Ressusciter des styles ou des esthétiques du passé pour créer de nouveaux objets représente une tendance forte dans de nombreux domaines: l’horlogerie, les vêtements, ou encore le mobilier.

L’entrée ressemble à une vieille porte de grange. Il faut soulever un gros loquet pour pénétrer à l’intérieur. On se retrouve alors dans une salle surplombée de poutres en bois rongées par le temps, éclairée par de vieilles ampoules à filament et ornée de catelles blanches défraîchies. Dans un coin traîne un distributeur à Coca des années 1950. Au fond, un four à bois qui semble trôner là depuis la nuit des temps. La pizzeria new-yorkaise Paulie Gee’s n’a pourtant ouvert ses portes qu’en 2010. Son décor est entièrement neuf. Il est l’œuvre de l’agence hOme, qui s’est spécialisée dans l’habillage de bars et restaurants en faux vieux.

Les consommateurs sont constamment confrontés à des références au passé. Des magasins entiers, comme Restoration Hardware et Museum Store, sont dédiés à la vente d’objets, de bijoux et de meubles anciens réédités, souvent dans leur forme originelle. Sur internet, on trouve des dizaines de tutoriels pour vieillir artificiellement une table ou une armoire avec de la peinture de lait ou du papier de verre.

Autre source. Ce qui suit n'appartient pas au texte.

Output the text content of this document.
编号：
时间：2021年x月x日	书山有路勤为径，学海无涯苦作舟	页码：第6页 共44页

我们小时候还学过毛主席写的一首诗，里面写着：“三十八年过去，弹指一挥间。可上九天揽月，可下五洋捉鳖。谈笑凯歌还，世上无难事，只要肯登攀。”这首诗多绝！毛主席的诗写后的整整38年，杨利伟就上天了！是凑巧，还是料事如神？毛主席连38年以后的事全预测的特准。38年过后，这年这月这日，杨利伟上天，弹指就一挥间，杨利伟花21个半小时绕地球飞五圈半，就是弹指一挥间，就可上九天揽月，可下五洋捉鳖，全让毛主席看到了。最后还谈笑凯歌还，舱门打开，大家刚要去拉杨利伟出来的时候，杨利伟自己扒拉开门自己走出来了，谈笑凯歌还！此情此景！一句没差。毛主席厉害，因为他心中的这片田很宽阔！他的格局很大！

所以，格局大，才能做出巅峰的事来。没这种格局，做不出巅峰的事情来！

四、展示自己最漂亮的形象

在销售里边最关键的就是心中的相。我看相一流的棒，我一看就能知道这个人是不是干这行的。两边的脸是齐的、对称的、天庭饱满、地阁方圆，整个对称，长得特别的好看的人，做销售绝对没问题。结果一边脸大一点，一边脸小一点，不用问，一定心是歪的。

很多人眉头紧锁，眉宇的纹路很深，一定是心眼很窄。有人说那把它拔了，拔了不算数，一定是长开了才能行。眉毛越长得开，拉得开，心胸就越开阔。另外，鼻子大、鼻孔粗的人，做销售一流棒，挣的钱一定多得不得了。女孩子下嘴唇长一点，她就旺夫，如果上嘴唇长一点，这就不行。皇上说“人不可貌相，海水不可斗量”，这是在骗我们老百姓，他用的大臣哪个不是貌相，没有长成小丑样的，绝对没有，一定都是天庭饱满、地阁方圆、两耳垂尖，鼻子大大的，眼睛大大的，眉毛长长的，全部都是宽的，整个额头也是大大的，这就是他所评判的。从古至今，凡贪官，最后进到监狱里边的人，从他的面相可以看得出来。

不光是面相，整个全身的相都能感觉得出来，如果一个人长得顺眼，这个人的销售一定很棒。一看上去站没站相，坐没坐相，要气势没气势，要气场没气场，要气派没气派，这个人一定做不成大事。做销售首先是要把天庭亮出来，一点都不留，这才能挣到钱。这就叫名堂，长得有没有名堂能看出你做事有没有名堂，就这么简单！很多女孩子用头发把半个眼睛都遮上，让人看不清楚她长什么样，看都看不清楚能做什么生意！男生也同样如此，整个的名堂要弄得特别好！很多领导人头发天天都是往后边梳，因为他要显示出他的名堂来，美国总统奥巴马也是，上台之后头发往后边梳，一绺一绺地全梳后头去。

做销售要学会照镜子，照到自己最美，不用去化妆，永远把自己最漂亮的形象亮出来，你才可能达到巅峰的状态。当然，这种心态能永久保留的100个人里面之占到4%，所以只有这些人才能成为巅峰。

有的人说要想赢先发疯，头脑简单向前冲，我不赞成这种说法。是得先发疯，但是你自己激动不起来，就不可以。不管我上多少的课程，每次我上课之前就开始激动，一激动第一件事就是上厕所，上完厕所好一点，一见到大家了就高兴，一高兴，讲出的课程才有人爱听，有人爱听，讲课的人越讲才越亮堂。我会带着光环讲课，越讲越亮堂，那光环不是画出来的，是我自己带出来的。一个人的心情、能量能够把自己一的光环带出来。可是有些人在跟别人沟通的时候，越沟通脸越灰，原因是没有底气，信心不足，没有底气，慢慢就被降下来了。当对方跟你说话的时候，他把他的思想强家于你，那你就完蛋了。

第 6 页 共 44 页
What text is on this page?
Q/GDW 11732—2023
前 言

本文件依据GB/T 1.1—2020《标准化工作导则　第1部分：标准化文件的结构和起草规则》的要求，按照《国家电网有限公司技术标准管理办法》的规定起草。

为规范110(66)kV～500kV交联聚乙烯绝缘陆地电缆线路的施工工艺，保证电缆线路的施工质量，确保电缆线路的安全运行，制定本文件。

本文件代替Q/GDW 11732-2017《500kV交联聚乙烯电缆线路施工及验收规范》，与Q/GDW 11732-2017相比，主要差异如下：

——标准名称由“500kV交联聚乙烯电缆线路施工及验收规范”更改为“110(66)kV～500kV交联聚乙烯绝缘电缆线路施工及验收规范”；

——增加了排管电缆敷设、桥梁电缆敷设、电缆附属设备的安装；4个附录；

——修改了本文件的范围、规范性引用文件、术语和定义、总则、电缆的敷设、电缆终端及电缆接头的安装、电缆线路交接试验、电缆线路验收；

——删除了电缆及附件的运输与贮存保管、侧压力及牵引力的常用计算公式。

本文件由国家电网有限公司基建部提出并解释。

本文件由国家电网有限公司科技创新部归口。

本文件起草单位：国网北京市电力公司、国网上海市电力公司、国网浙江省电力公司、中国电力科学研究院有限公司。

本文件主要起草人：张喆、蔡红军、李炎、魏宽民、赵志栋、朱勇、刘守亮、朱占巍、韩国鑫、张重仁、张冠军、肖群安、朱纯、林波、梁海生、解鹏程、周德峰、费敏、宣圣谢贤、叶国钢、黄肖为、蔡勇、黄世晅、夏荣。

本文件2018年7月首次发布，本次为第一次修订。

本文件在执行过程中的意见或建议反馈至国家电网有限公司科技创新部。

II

En Suisse, cette volonté de regarder dans le rétroviseur n’est nulle part plus apparente que dans l’horlogerie. «La valeur des montres suisses ne se mesure pas à leur efficacité pour donner l’heure, mais aux histoires qu’elles racontent, à la façon dont elles s’approprient les références au passé», relève Nicolas Babey, spécialiste du marketing à la Haute école de gestion Arc – HEG Arc.

Il a repéré neuf conventions esthétiques, auxquelles la plupart des montres helvétiques adhèrent. Les cadrans guillochés ou émaillés, les boîtiers cannelés et les chiffres romains des montres Breguet renvoient par exemple au genre Second Empire. «Même la communication de la marque évoque le milieu du XIXe siècle, avec des publicités qui citent des écrivains de cette époque (Pouchkine, Balzac, ndlr) qui ont mentionné la marque dans leurs écrits», précise-t-il.

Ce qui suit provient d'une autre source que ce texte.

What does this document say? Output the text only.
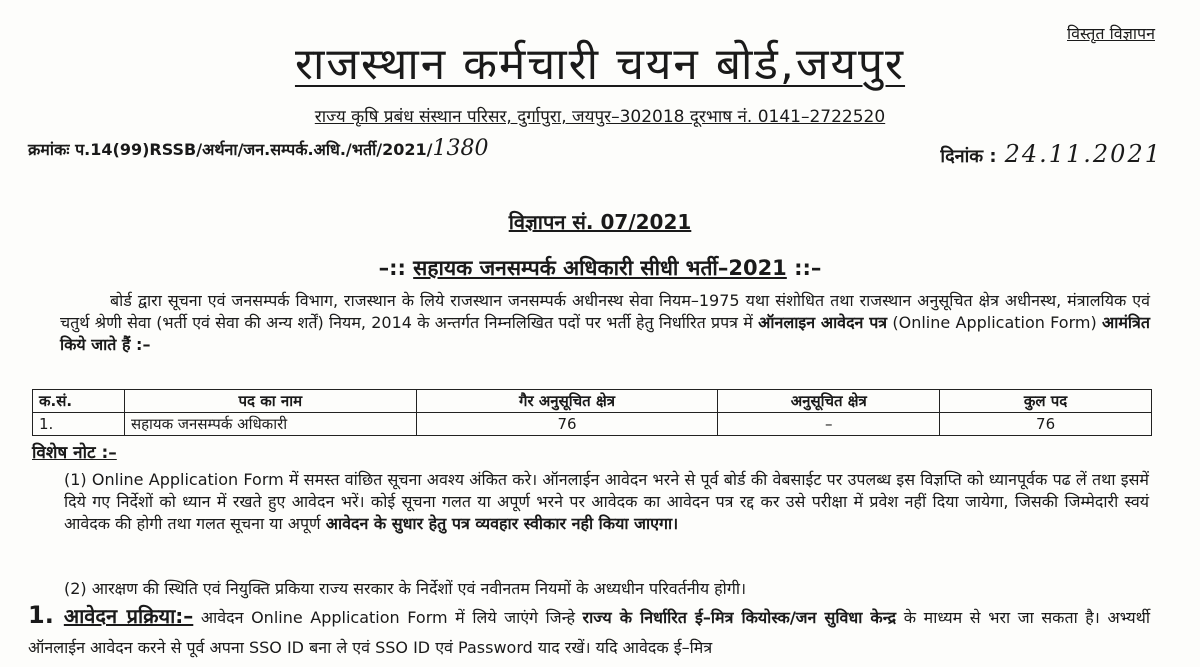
विस्तृत विज्ञापन
राजस्थान कर्मचारी चयन बोर्ड,जयपुर
राज्य कृषि प्रबंध संस्थान परिसर, दुर्गापुरा, जयपुर–302018 दूरभाष नं. 0141–2722520
क्रमांकः प.14(99)RSSB/अर्थना/जन.सम्पर्क.अधि./भर्ती/2021/1380	दिनांक : 24.11.2021
विज्ञापन सं. 07/2021
–:: सहायक जनसम्पर्क अधिकारी सीधी भर्ती–2021 ::–
बोर्ड द्वारा सूचना एवं जनसम्पर्क विभाग, राजस्थान के लिये राजस्थान जनसम्पर्क अधीनस्थ सेवा नियम–1975 यथा संशोधित तथा राजस्थान अनुसूचित क्षेत्र अधीनस्थ, मंत्रालयिक एवं चतुर्थ श्रेणी सेवा (भर्ती एवं सेवा की अन्य शर्तें) नियम, 2014 के अन्तर्गत निम्नलिखित पदों पर भर्ती हेतु निर्धारित प्रपत्र में ऑनलाइन आवेदन पत्र (Online Application Form) आमंत्रित किये जाते हैं :–
क.सं.	पद का नाम	गैर अनुसूचित क्षेत्र	अनुसूचित क्षेत्र	कुल पद
1.	सहायक जनसम्पर्क अधिकारी	76	–	76
विशेष नोट :–
(1) Online Application Form में समस्त वांछित सूचना अवश्य अंकित करे। ऑनलाईन आवेदन भरने से पूर्व बोर्ड की वेबसाईट पर उपलब्ध इस विज्ञप्ति को ध्यानपूर्वक पढ लें तथा इसमें दिये गए निर्देशों को ध्यान में रखते हुए आवेदन भरें। कोई सूचना गलत या अपूर्ण भरने पर आवेदक का आवेदन पत्र रद्द कर उसे परीक्षा में प्रवेश नहीं दिया जायेगा, जिसकी जिम्मेदारी स्वयं आवेदक की होगी तथा गलत सूचना या अपूर्ण आवेदन के सुधार हेतु पत्र व्यवहार स्वीकार नही किया जाएगा।
(2) आरक्षण की स्थिति एवं नियुक्ति प्रकिया राज्य सरकार के निर्देशों एवं नवीनतम नियमों के अध्यधीन परिवर्तनीय होगी।
1. आवेदन प्रक्रिया:– आवेदन Online Application Form में लिये जाएंगे जिन्हे राज्य के निर्धारित ई–मित्र कियोस्क/जन सुविधा केन्द्र के माध्यम से भरा जा सकता है। अभ्यर्थी ऑनलाईन आवेदन करने से पूर्व अपना SSO ID बना ले एवं SSO ID एवं Password याद रखें। यदि आवेदक ई–मित्र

De même, la Reverso de Jaeger-LeCoultre et la Tank de Cartier font référence au style Art déco; les boîtiers bombés et les motifs floraux des Franck Muller à l’Art nouveau des années 1920; Les Mondaine et Patek Philippe au fonctionnalisme épuré du Bauhaus et les Swatch au psychédélisme du pop art. Même les smart­watches, incarnations ultimes de la modernité, n’échappent pas à ces conventions. «L’Apple Watch ressemble à s’y méprendre à une montre Tissot de 1989», fait remarquer l’expert en marketing. Celle-ci était elle-même inspirée des codes du futurisme des années 1930.

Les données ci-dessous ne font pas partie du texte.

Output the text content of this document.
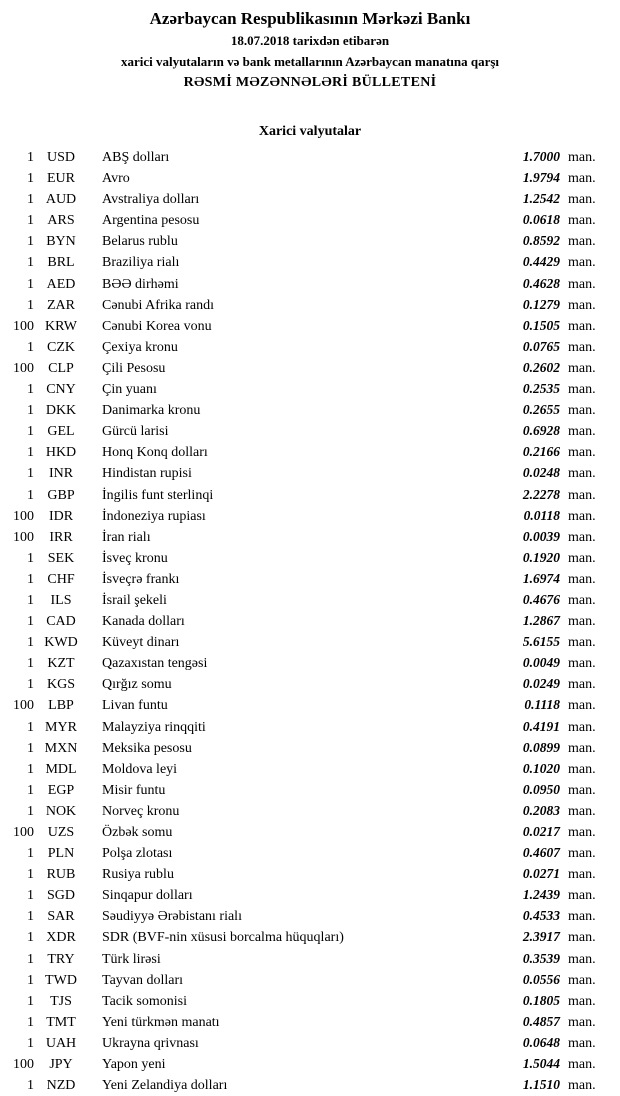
Azərbaycan Respublikasının Mərkəzi Bankı
18.07.2018 tarixdən etibarən
xarici valyutaların və bank metallarının Azərbaycan manatına qarşı
RƏSMİ MƏZƏNNƏLƏRİ BÜLLETENİ
Xarici valyutalar
1 USD	ABŞ dolları	1.7000 man.
1 EUR	Avro	1.9794 man.
1 AUD	Avstraliya dolları	1.2542 man.
1 ARS	Argentina pesosu	0.0618 man.
1 BYN	Belarus rublu	0.8592 man.
1 BRL	Braziliya rialı	0.4429 man.
1 AED	BƏƏ dirhəmi	0.4628 man.
1 ZAR	Cənubi Afrika randı	0.1279 man.
100 KRW	Cənubi Korea vonu	0.1505 man.
1 CZK	Çexiya kronu	0.0765 man.
100	CLP	Çili Pesosu	0.2602 man.
1 CNY	Çin yuanı	0.2535 man.
1 DKK	Danimarka kronu	0.2655 man.
1 GEL	Gürcü larisi	0.6928 man.
1 HKD	Honq Konq dolları	0.2166 man.
1	INR	Hindistan rupisi	0.0248 man.
1 GBP	İngilis funt sterlinqi	2.2278 man.
100	IDR	İndoneziya rupiası	0.0118 man.
100	IRR	İran rialı	0.0039 man.
1 SEK	İsveç kronu	0.1920 man.
1 CHF	İsveçrə frankı	1.6974 man.
1	ILS	İsrail şekeli	0.4676 man.
1 CAD	Kanada dolları	1.2867 man.
1 KWD	Küveyt dinarı	5.6155 man.
1 KZT	Qazaxıstan tengəsi	0.0049 man.
1 KGS	Qırğız somu	0.0249 man.
100	LBP	Livan funtu	0.1118 man.
1 MYR	Malayziya rinqqiti	0.4191 man.
1 MXN	Meksika pesosu	0.0899 man.
1 MDL	Moldova leyi	0.1020 man.
1 EGP	Misir funtu	0.0950 man.
1 NOK	Norveç kronu	0.2083 man.
100 UZS	Özbək somu	0.0217 man.
1 PLN	Polşa zlotası	0.4607 man.
1 RUB	Rusiya rublu	0.0271 man.
1 SGD	Sinqapur dolları	1.2439 man.
1 SAR	Səudiyyə Ərəbistanı rialı	0.4533 man.
1 XDR	SDR (BVF-nin xüsusi borcalma hüquqları)	2.3917 man.
1 TRY	Türk lirəsi	0.3539 man.
1 TWD	Tayvan dolları	0.0556 man.
1	TJS	Tacik somonisi	0.1805 man.
1 TMT	Yeni türkmən manatı	0.4857 man.
1 UAH	Ukrayna qrivnası	0.0648 man.
100	JPY	Yapon yeni	1.5044 man.
1 NZD	Yeni Zelandiya dolları	1.1510 man.
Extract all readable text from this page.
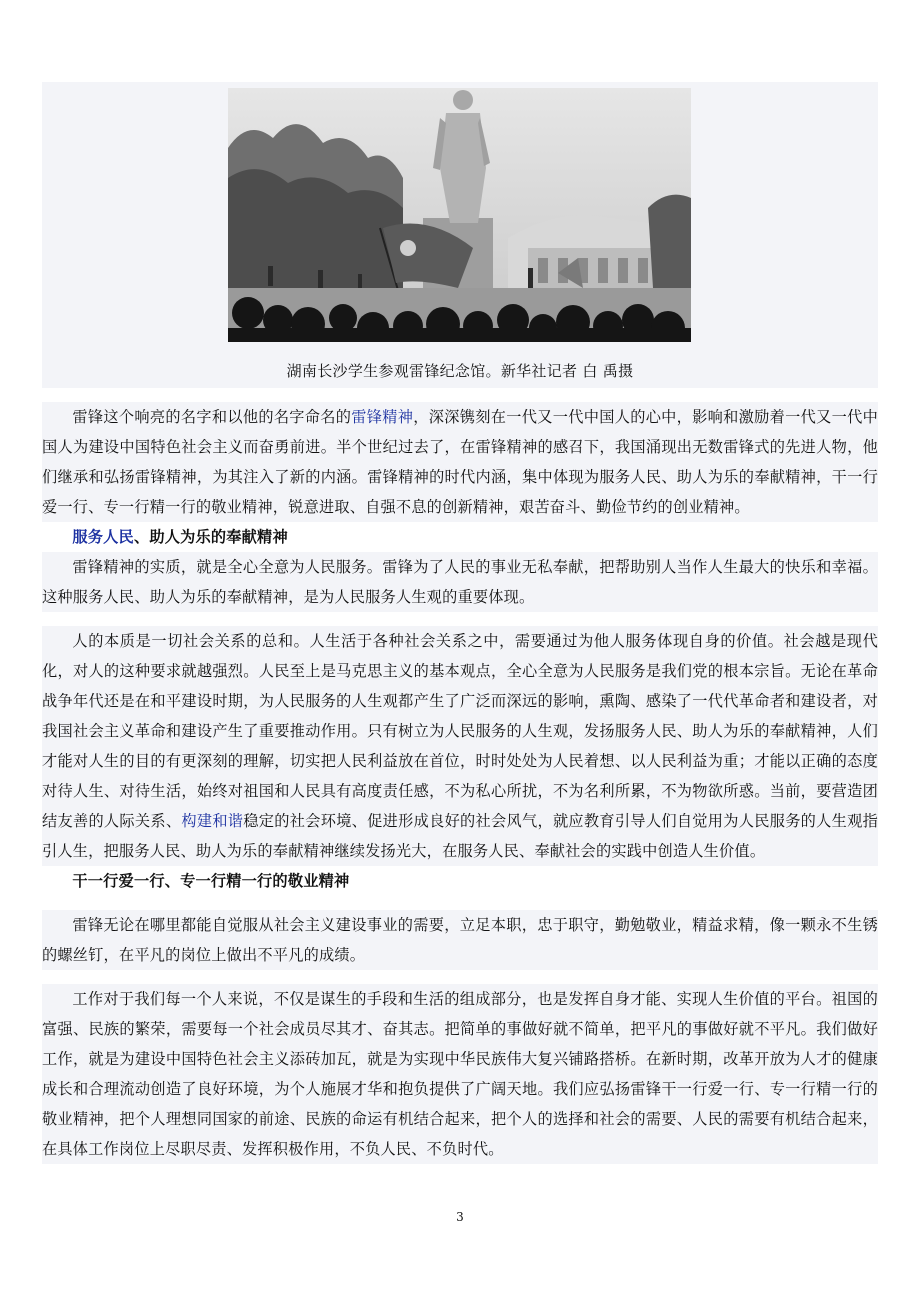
湖南长沙学生参观雷锋纪念馆。新华社记者 白 禹摄

雷锋这个响亮的名字和以他的名字命名的雷锋精神，深深镌刻在一代又一代中国人的心中，影响和激励着一代又一代中国人为建设中国特色社会主义而奋勇前进。半个世纪过去了，在雷锋精神的感召下，我国涌现出无数雷锋式的先进人物，他们继承和弘扬雷锋精神，为其注入了新的内涵。雷锋精神的时代内涵，集中体现为服务人民、助人为乐的奉献精神，干一行爱一行、专一行精一行的敬业精神，锐意进取、自强不息的创新精神，艰苦奋斗、勤俭节约的创业精神。

服务人民、助人为乐的奉献精神

雷锋精神的实质，就是全心全意为人民服务。雷锋为了人民的事业无私奉献，把帮助别人当作人生最大的快乐和幸福。这种服务人民、助人为乐的奉献精神，是为人民服务人生观的重要体现。

人的本质是一切社会关系的总和。人生活于各种社会关系之中，需要通过为他人服务体现自身的价值。社会越是现代化，对人的这种要求就越强烈。人民至上是马克思主义的基本观点，全心全意为人民服务是我们党的根本宗旨。无论在革命战争年代还是在和平建设时期，为人民服务的人生观都产生了广泛而深远的影响，熏陶、感染了一代代革命者和建设者，对我国社会主义革命和建设产生了重要推动作用。只有树立为人民服务的人生观，发扬服务人民、助人为乐的奉献精神，人们才能对人生的目的有更深刻的理解，切实把人民利益放在首位，时时处处为人民着想、以人民利益为重；才能以正确的态度对待人生、对待生活，始终对祖国和人民具有高度责任感，不为私心所扰，不为名利所累，不为物欲所惑。当前，要营造团结友善的人际关系、构建和谐稳定的社会环境、促进形成良好的社会风气，就应教育引导人们自觉用为人民服务的人生观指引人生，把服务人民、助人为乐的奉献精神继续发扬光大，在服务人民、奉献社会的实践中创造人生价值。

干一行爱一行、专一行精一行的敬业精神

雷锋无论在哪里都能自觉服从社会主义建设事业的需要，立足本职，忠于职守，勤勉敬业，精益求精，像一颗永不生锈的螺丝钉，在平凡的岗位上做出不平凡的成绩。

工作对于我们每一个人来说，不仅是谋生的手段和生活的组成部分，也是发挥自身才能、实现人生价值的平台。祖国的富强、民族的繁荣，需要每一个社会成员尽其才、奋其志。把简单的事做好就不简单，把平凡的事做好就不平凡。我们做好工作，就是为建设中国特色社会主义添砖加瓦，就是为实现中华民族伟大复兴铺路搭桥。在新时期，改革开放为人才的健康成长和合理流动创造了良好环境，为个人施展才华和抱负提供了广阔天地。我们应弘扬雷锋干一行爱一行、专一行精一行的敬业精神，把个人理想同国家的前途、民族的命运有机结合起来，把个人的选择和社会的需要、人民的需要有机结合起来，在具体工作岗位上尽职尽责、发挥积极作用，不负人民、不负时代。

3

Mais l’horlogerie suisse ne fait pas que puiser dans l’histoire des autres. «Ces marques, surtout celles qui existent depuis longtemps, font référence à leur propre patrimoine, notamment en rééditant des modèles historiques comme la Santos et la Tortue de Cartier ou la Tourbillon sous trois ponts de Girard-Perregaux», indique François Courvoisier, professeur et doyen de l’institut de marketing horloger de la HEG Arc.

Marques ressuscitées

Cette envie de remonter le temps n’est pas limitée à l’horlogerie. La mode aussi aime le rétro. «Des marques comme Burberry, Louis Vuitton ou Mulberry aiment capitaliser sur leur histoire, rééditant des modèles anciens qui évoquent leur rôle de pourvoyeurs de valises ou de vestes en gabardine à la haute société du début du XXe siècle», relève Katherine Duffy, une spécialiste du marketing vintage à l’Université d’Essex, en Grande-Bretagne.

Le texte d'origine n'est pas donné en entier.